Saya mendekati seorang ibu dengan anak remaja putrinyi. “Bolehkah berfoto bersama?” tanya saya sesopan mungkin.
“Boleh,” jawab sang ibu.
Si ibu pakai kerudung. Si remaja tanpa penutup kepala.
Itulah gambaran wanita di Damaskus, ibu kota Syria. Memang masih lebih banyak yang berkerudung tapi tidak sedikit yang tanpanya.
—
Yang berkerudung pun umumnya bukan kerudung panjang. Juga bukan kerudung yang menutup bahu. Kerudung mereka menutup rambut tapi dililitkan di leher. Dengan demikian kerudung itu tidak menyembunyikan leher yang jenjang.

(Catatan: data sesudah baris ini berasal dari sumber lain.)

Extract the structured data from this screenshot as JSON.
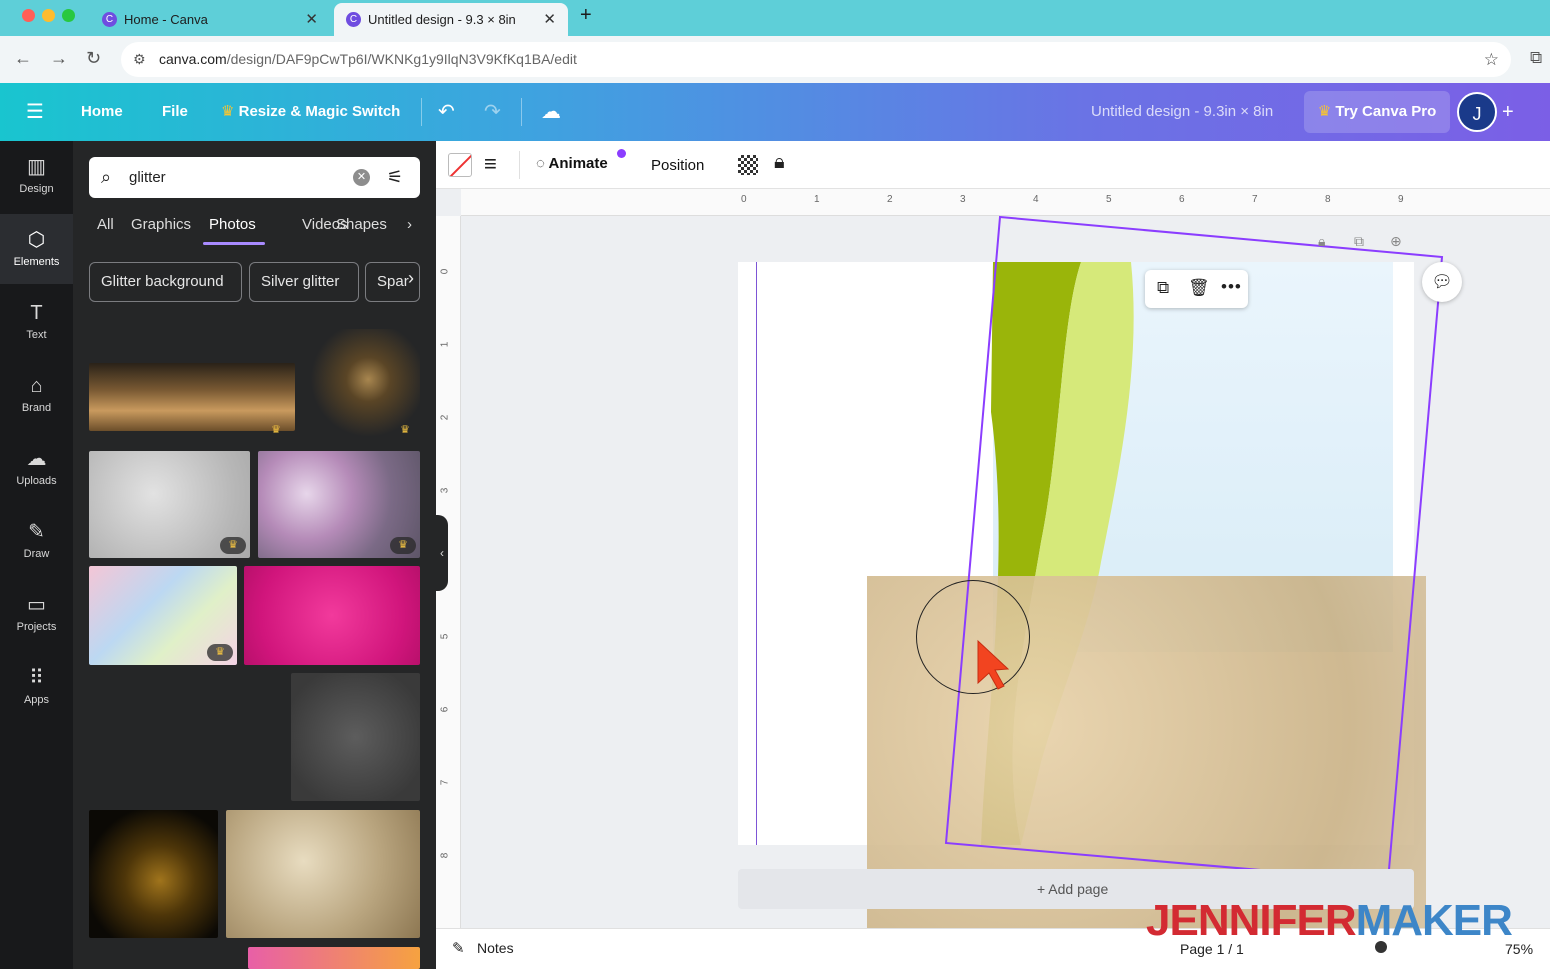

Cara umumnya wanita Syria berpakaian mirip muslimah di Indonesia. Pakai kerudung tapi atasannya bisa apa saja: kaus, jaket, blus, kemeja, berbunga, dan seterusnya. Terasa lebih modis dan santai.

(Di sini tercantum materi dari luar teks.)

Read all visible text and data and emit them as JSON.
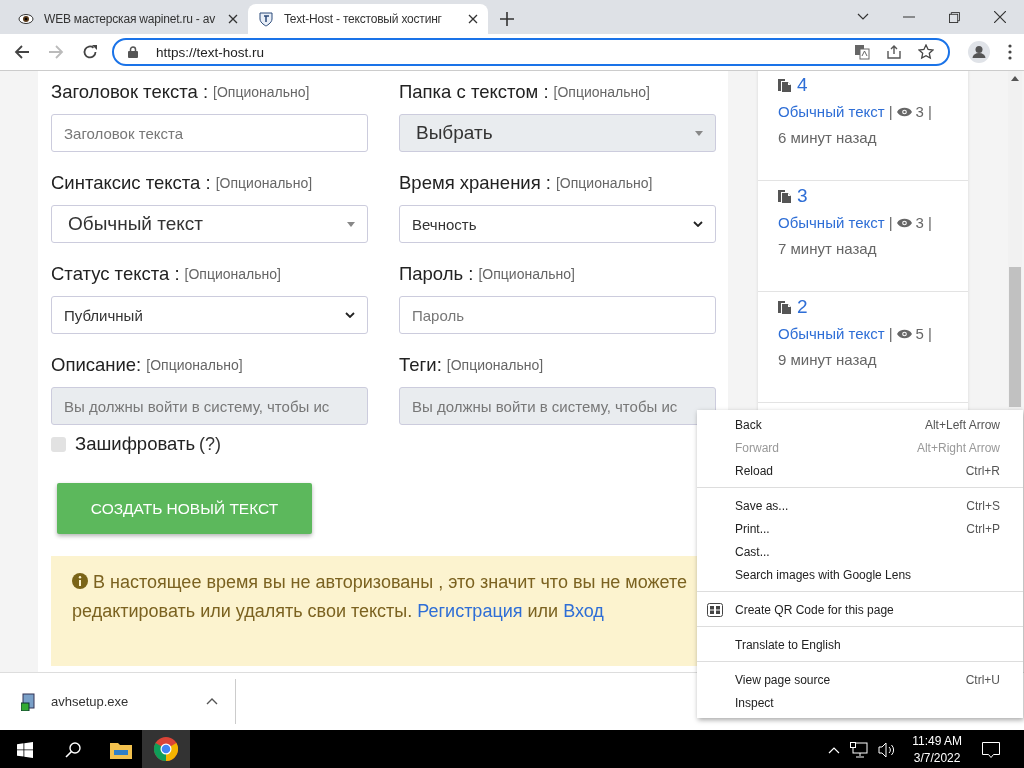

Pun bawahan mereka. Apa saja. Jeans, celana ketat, rok panjang, atau celana komprang. Benar-benar seperti gaya muslimah di Indonesia. Apalagi postur badan mereka juga tidak banyak beda dengan ukuran wanita Indonesia. Bukan seperti di Arab Saudi.
Hanya saja hidung mereka tetap mancung. Mata agak kebiruan. Kulit mereka putih –ini Arab putih.

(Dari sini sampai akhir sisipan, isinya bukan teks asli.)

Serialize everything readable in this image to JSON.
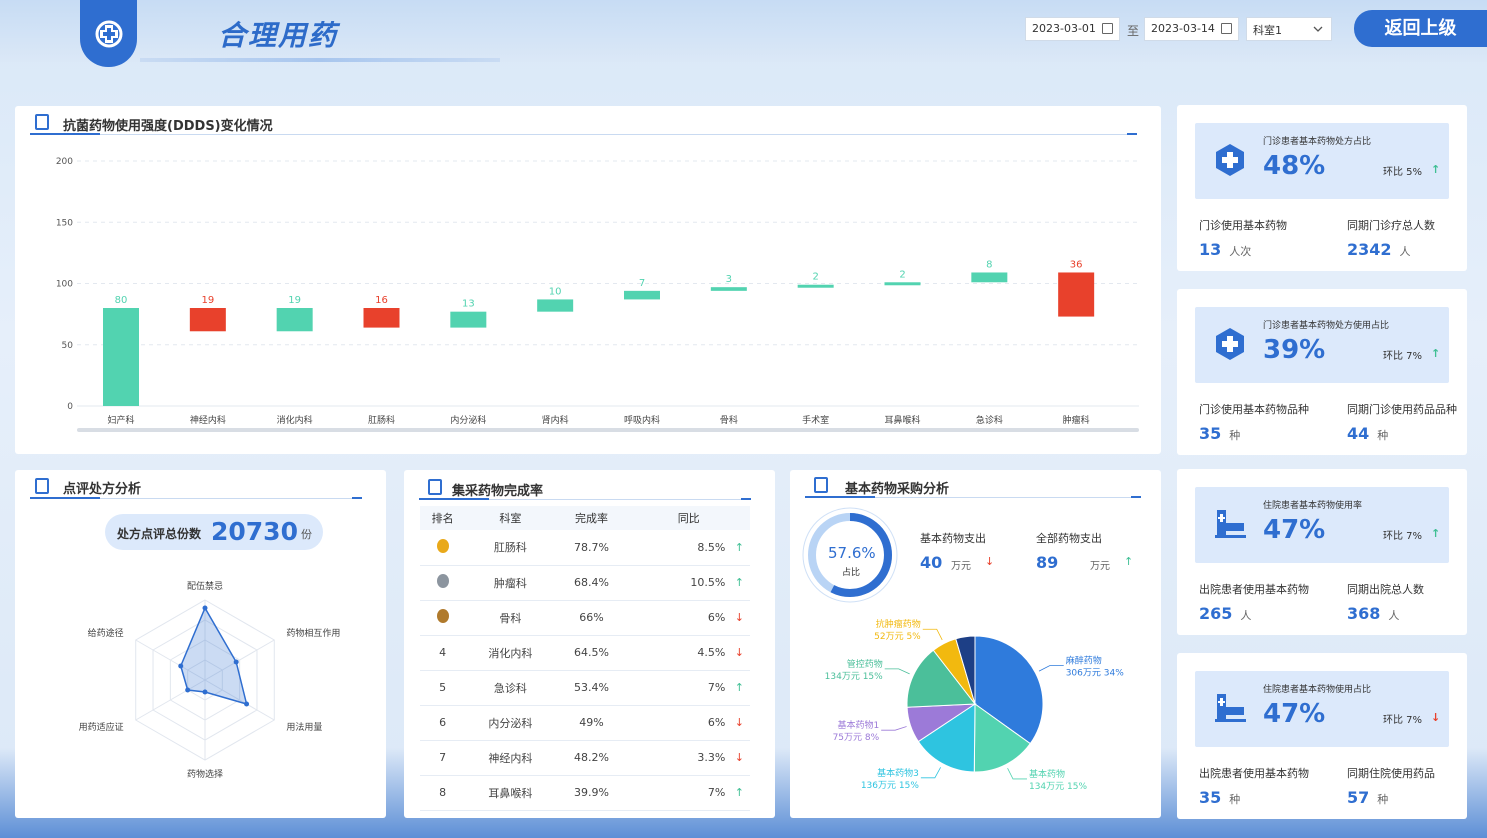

Ada juga wanita yang mendatangi Janet. Minta berfoto. Tumben. Di Indonesia tidak ada yang minta foto bersama Janet. Apalagi di Amerika.
“Mungkin saya dikira Korea,” kata Janet merendah.
“Mereka mengira Anda bintang film Korea,” sahut saya.
Gus Najih menjelaskan: di Suriah pun film drama Korea disukai. Mereka kecanduan. Seperti kita juga.
—
Wanita di Suriah juga bekerja. Seperti wanita Muslimah di Indonesia. Juga ber-make-up –lebih berani.
Ketika diskusi dengan pemilik sebuah perusahaan di Damaskus, yang menjelaskan teknis detailnya juga seorang staf wanita. Pakai kaus T-shirt, celana jeans, rambut terurai.
Hanya ketika ke masjid Muawiyah, Janet harus pakai baju panjang, lengan panjang. Bentuknya seperti jas hujan berpenutup kepala. Warna kainnya biru muda mencolok. Bagian depannya tidak harus dikancing. Sebelum masuk halaman masjid ada tempat persewaan baju seperti itu: untuk para turis.
Ornamen luar masjid Muawiyah bisa bicara: masjid ini dulunya gereja. Yang diperluas. Ornamen Romawiyahnya bertebaran di luarnya. Di salah satu pojok halaman itu: makam jenderal besar perang salib Salahudin Al Ayyubi. Di sebelah jauhnya disebut ”pojok Al Ghazali” –di situlah filsuf Imam Al Ghazali menyelesaikan penulisan buku Ikhya Ulumuddin.